Pour les souvenirs et les pensées les plus élaborées, le réalisateur Benjamin Rocher s’appuie sur un habile dispositif de plans en insert qui permet au spectateur de plonger dans la psyché des personnages. « Pour être franc, je tournais parfois des choses sans comprendre vraiment le pourquoi du comment. Quand j’ai vu la série, tout s’est remis en place », plaisante Tigran Mekhitarian.

« Pouvoir se faire comprendre sans être contemporain »

Pour préparer ce rôle atypique, Tigran Mekhitarian a revu quelques films de Charlie Chaplin. « Je me suis vite rendu compte que ce n’est pas cela qui allait m’aider, même si Chaplin est un bon repère pour la précision du corps. Ce qui est compliqué avec Moah, c’est de pouvoir être clair et se faire comprendre sans être contemporain. Les gens dans les films muets sont contemporains et le défi pour nous était de ne pas l’être », explique l’acteur.

Et d’ajouter : « J’ai aussi regardé La Guerre du feu, Les Croods et toutes les références que Benjamin Rocher nous a données, mais ce n’est pas cela qui m’a inspiré. » La véritable préparation a eu lieu lors des répétitions avant le tournage. « On s’est mis d’accord sur la façon dont les personnages devaient bouger. Benjamin ne voulait pas quelque chose de trop animalier, il ne voulait pas de singes. Il ne voulait pas non plus qu’on bouge comme en 2020. Il fallait trouver un juste milieu », détaille-t-il.

« Moah parle des relations entre êtres humains »

« Quand Moah regarde le ciel, il est heureux d’être là. Il est heureux de vivre. Il a le cœur sur la main et fera tout pour aider les autres s’il voit qu’il est dans le besoin. Il est naïf, mais aussi vif et intelligent. Il n’est pas forcément plus intelligent que les autres mais il se pose plus de questions. Il est plus curieux et cherche des solutions », résume-t-il. Mais l’homme préhistorique a un défaut : « Il aime le pouvoir. » Sous les cheveux crasseux et les peaux de bête, Tigran Mekhitarian réussit à insuffler beaucoup d’humanité au souffre-douleur de la tribu.

« Les personnages sont très humains et nous ressemblent, tout part de là », explique l’acteur. Le système patriarcal, la soif du pouvoir, la quête d’identité ou la première histoire d’amour, les thèmes abordés par cette série préhistorique résonnent étrangement avec les préoccupations d’aujourd’hui. « Comme dans une pièce de Molière, Moah parle des relations entre êtres humains : de trahison, d’amitié, de fidélité, d’amour, de jalousie. Il n’y avait que des choses contemporaines à jouer », estime-t-il. Et d’insister : « Après 45.000 ans, on n’a pas changé ! On est les mêmes, même si on a bâti des immeubles, on ne change pas ».

« Il fallait manger de la viande quasi-pas cuite »

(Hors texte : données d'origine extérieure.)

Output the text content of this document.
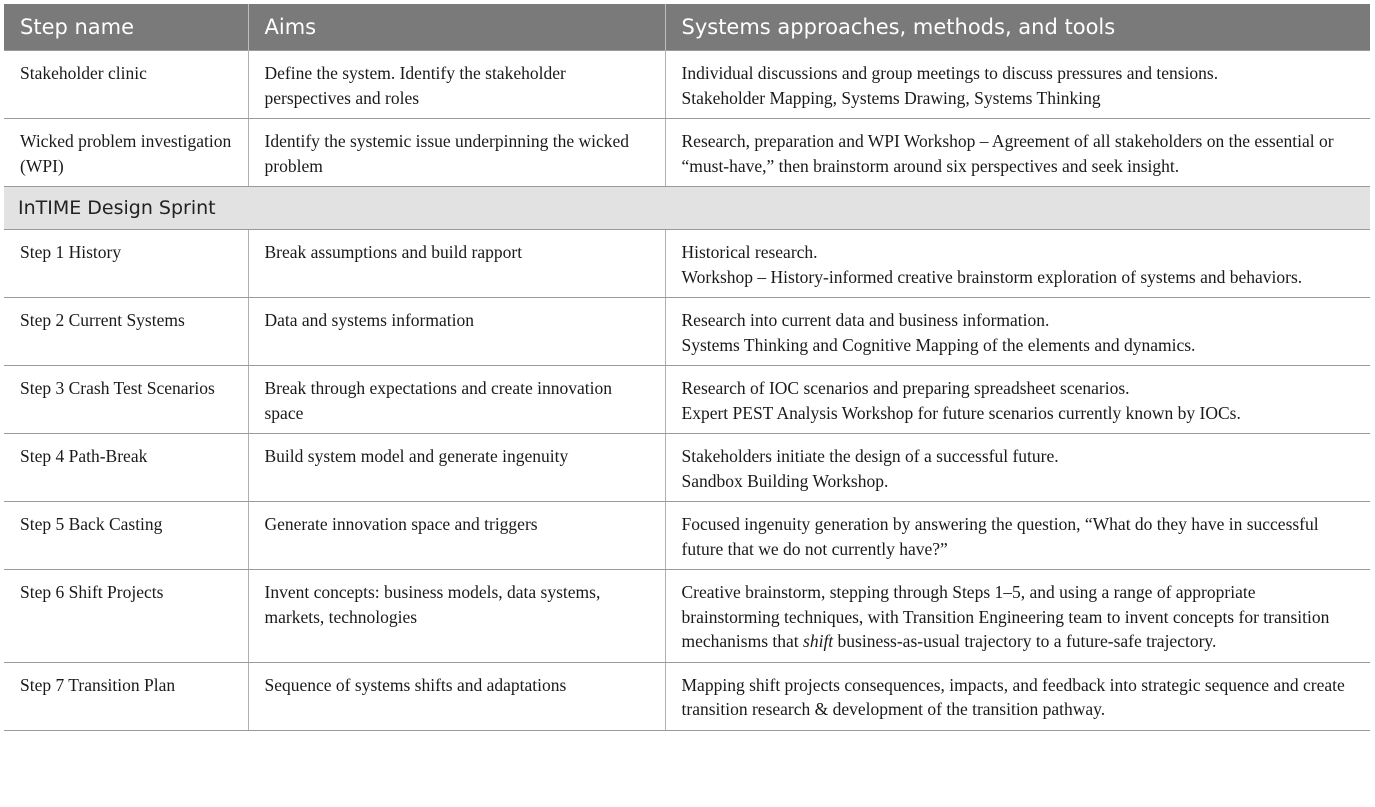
Step name	Aims	Systems approaches, methods, and tools
Stakeholder clinic	Define the system. Identify the stakeholder perspectives and roles	Individual discussions and group meetings to discuss pressures and tensions.
Stakeholder Mapping, Systems Drawing, Systems Thinking

Wicked problem investigation (WPI)	Identify the systemic issue underpinning the wicked problem	Research, preparation and WPI Workshop – Agreement of all stakeholders on the essential or “must-have,” then brainstorm around six perspectives and seek insight.

InTIME Design Sprint		
Step 1 History	Break assumptions and build rapport	Historical research.
Workshop – History-informed creative brainstorm exploration of systems and behaviors.

Step 2 Current Systems	Data and systems information	Research into current data and business information.
Systems Thinking and Cognitive Mapping of the elements and dynamics.

Step 3 Crash Test Scenarios	Break through expectations and create innovation space	Research of IOC scenarios and preparing spreadsheet scenarios.
Expert PEST Analysis Workshop for future scenarios currently known by IOCs.

Step 4 Path-Break	Build system model and generate ingenuity	Stakeholders initiate the design of a successful future.
Sandbox Building Workshop.

Step 5 Back Casting	Generate innovation space and triggers	Focused ingenuity generation by answering the question, “What do they have in successful future that we do not currently have?”

Step 6 Shift Projects	Invent concepts: business models, data systems, markets, technologies	Creative brainstorm, stepping through Steps 1–5, and using a range of appropriate brainstorming techniques, with Transition Engineering team to invent concepts for transition mechanisms that shift business-as-usual trajectory to a future-safe trajectory.
Step 7 Transition Plan	Sequence of systems shifts and adaptations	Mapping shift projects consequences, impacts, and feedback into strategic sequence and create transition research & development of the transition pathway.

Moah a été tournée à l’automne 2019 sur sept semaines, en Dordogne, notamment aux Gorges de l’enfer, le plus grand abri-sous-roche d’Europe, classé monument historique. « C’était difficile, on tournait dans la boue. Il pleuvait et il faisait froid. On portait des peaux de bêtes, il fallait manger de la viande quasi-pas cuite, on tournait dans des grottes par moins je ne sais pas combien, et pas une seule fois un acteur ou technicien ne s’est plaint », se souvient l’acteur.

Pourquoi une si grande abnégation ? « Tout le monde a senti qu’un tournage comme cela, il n’y en aurait pas deux. On sentait qu’on faisait quelque chose d’à part et de spécial. On voulait aller jusqu’au bout », confie Tigran Mekhitarian.

Résultat ? « La série, tantôt drôle, émouvante ou angoissante, est une prouesse narrative et visuelle », avait à juste titre salué Frederic Lavigne, le directeur artistique de Séries Mania lors de l’annonce de sa sélection de l’édition annulée pour cause de Covid-19. Tout à tour, drôle, burlesque, contemplative, cruelle, poétique et déroutante, Moah offre une vision inattendue de la nature humaine.